In short, wokeism undermines and wastes what Tocqueville believed is America’s greatest strength. Rather than unleashing citizens’ energies, it shuts down the pursuit of earning distinction by awarding distinction for unearned traits. It calls this the path to equality; and, indeed, it is a path to a society in which all are equally incompetent and unproductive.

In a prescient passage, Tocqueville foresaw how democratic societies’ pursuit of social equality would lead to wokeism’s fixation on oppression: “However democratic the state of society and the nation’s political institutions, you can guarantee that each citizen will always spot several oppressive points near to him and you may anticipate that he will direct his gaze doggedly in that direction.”

The democratic mind conditioned to pursue equality relentlessly will always fixate on some oppression standing in the way, says Tocqueville.
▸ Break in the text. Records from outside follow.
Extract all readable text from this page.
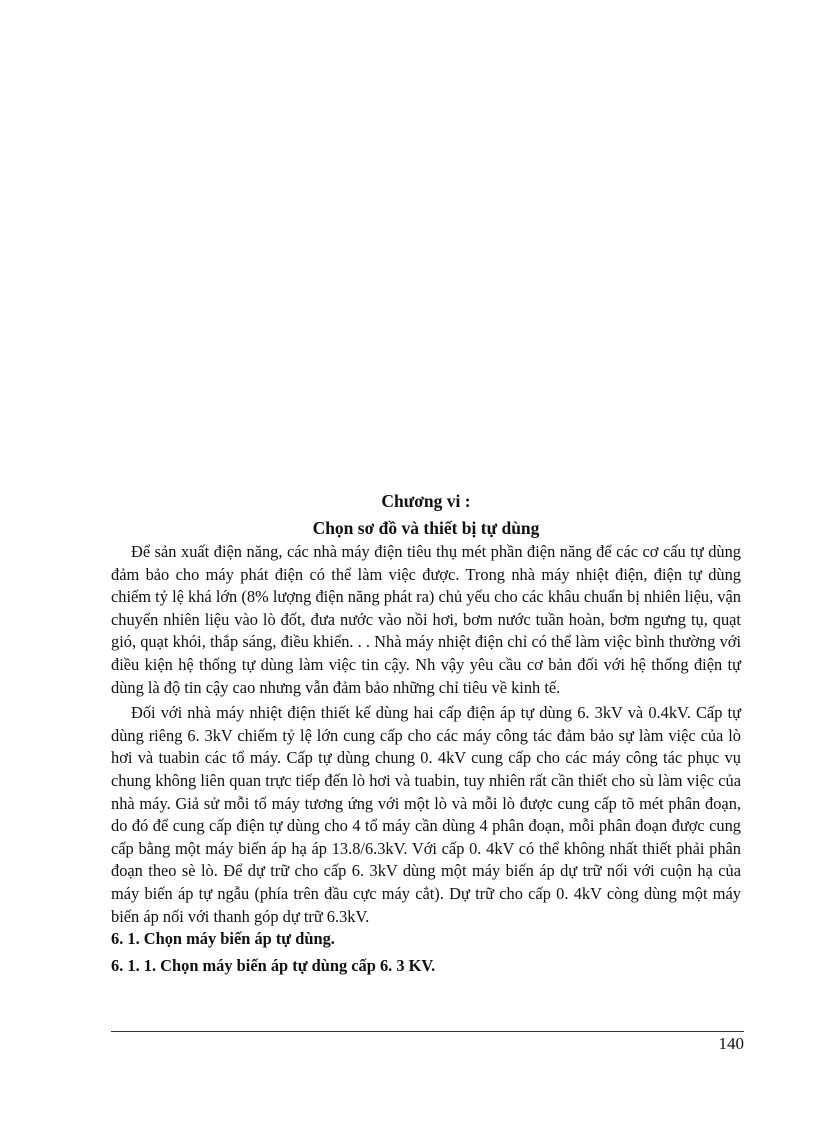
Chương vi :

Chọn sơ đồ và thiết bị tự dùng

Để sản xuất điện năng, các nhà máy điện tiêu thụ mét phần điện năng để các cơ cấu tự dùng đảm bảo cho máy phát điện có thể làm việc được. Trong nhà máy nhiệt điện, điện tự dùng chiếm tỷ lệ khá lớn (8% lượng điện năng phát ra) chủ yếu cho các khâu chuẩn bị nhiên liệu, vận chuyển nhiên liệu vào lò đốt, đưa nước vào nồi hơi, bơm nước tuần hoàn, bơm ngưng tụ, quạt gió, quạt khói, thắp sáng, điều khiển. . . Nhà máy nhiệt điện chỉ có thể làm việc bình thường với điều kiện hệ thống tự dùng làm việc tin cậy. Nh vậy yêu cầu cơ bản đối với hệ thống điện tự dùng là độ tin cậy cao nhưng vẫn đảm bảo những chỉ tiêu về kinh tế.

Đối với nhà máy nhiệt điện thiết kế dùng hai cấp điện áp tự dùng 6. 3kV và 0.4kV. Cấp tự dùng riêng 6. 3kV chiếm tỷ lệ lớn cung cấp cho các máy công tác đảm bảo sự làm việc của lò hơi và tuabin các tổ máy. Cấp tự dùng chung 0. 4kV cung cấp cho các máy công tác phục vụ chung không liên quan trực tiếp đến lò hơi và tuabin, tuy nhiên rất cần thiết cho sù làm việc của nhà máy. Giả sử mỗi tổ máy tương ứng với một lò và mỗi lò được cung cấp tõ mét phân đoạn, do đó để cung cấp điện tự dùng cho 4 tổ máy cần dùng 4 phân đoạn, mỗi phân đoạn được cung cấp bằng một máy biến áp hạ áp 13.8/6.3kV. Với cấp 0. 4kV có thể không nhất thiết phải phân đoạn theo sè lò. Để dự trữ cho cấp 6. 3kV dùng một máy biến áp dự trữ nối với cuộn hạ của máy biến áp tự ngẫu (phía trên đầu cực máy cắt). Dự trữ cho cấp 0. 4kV còng dùng một máy biến áp nối với thanh góp dự trữ 6.3kV.

6. 1. Chọn máy biến áp tự dùng.

6. 1. 1. Chọn máy biến áp tự dùng cấp 6. 3 KV.

140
Wokeism is a manifestation of precisely this fixation. It started as a call to be “radically aware … of the rot pervading the power structures,” as David Brooks describes it, a rot that blocks the attainment of equality. But it has been taken to the extreme and turned into a massive overcorrection of inequalities, a wild goose chase in pursuit of equality ad absurdum, as I described in a recent article. It equates every inequality of power with oppression—even inequalities that are natural, necessary, and/or beneficial. Wokeism will never run out of inequalities to scapegoat, because as Tocqueville observed, the more equal a society becomes, the more inequalities its citizens will perceive.

Faced with the arduous challenge of universal competition which Tocqueville observed in democracies, wokeism offers an effortless way to stand out from the pack: It confers entitlement on those who possess certain unearned group markers of the oppressed and woke status on those who declare themselves “allies” of the oppressed. Being rich was the status marker of the 1980s; now wokeness is, for many, the new Ralph Lauren Polo or J. Crew Oxford, the status marker of the self-styled superior class. Hence what the two educators shouting “identities” at the DEI meeting were really broadcasting was their woke status.

I have not seen my old baseball coach since 1985. While writing this article, I found him online and reached out. He replied that at 83, he is still working, as the athletic director of a school in Florida. His photo on the school website shows the same strength and warm, contagious smile I remembered. Coach was born during segregation. No doubt he personally encountered racism and inequalities growing up. Through his ascent to the minor leagues in the desegregating America of the 1960s, he must have experienced acutely what Tocqueville observed: democracy’s permanent struggle amid universal competition and its ability to unleash the energies of all citizens by removing barriers to the playing field. The world needs more people like Coach, who stand out not for yelling their unearned race and gender, but for contributing their energies to change lives, like he changed mine.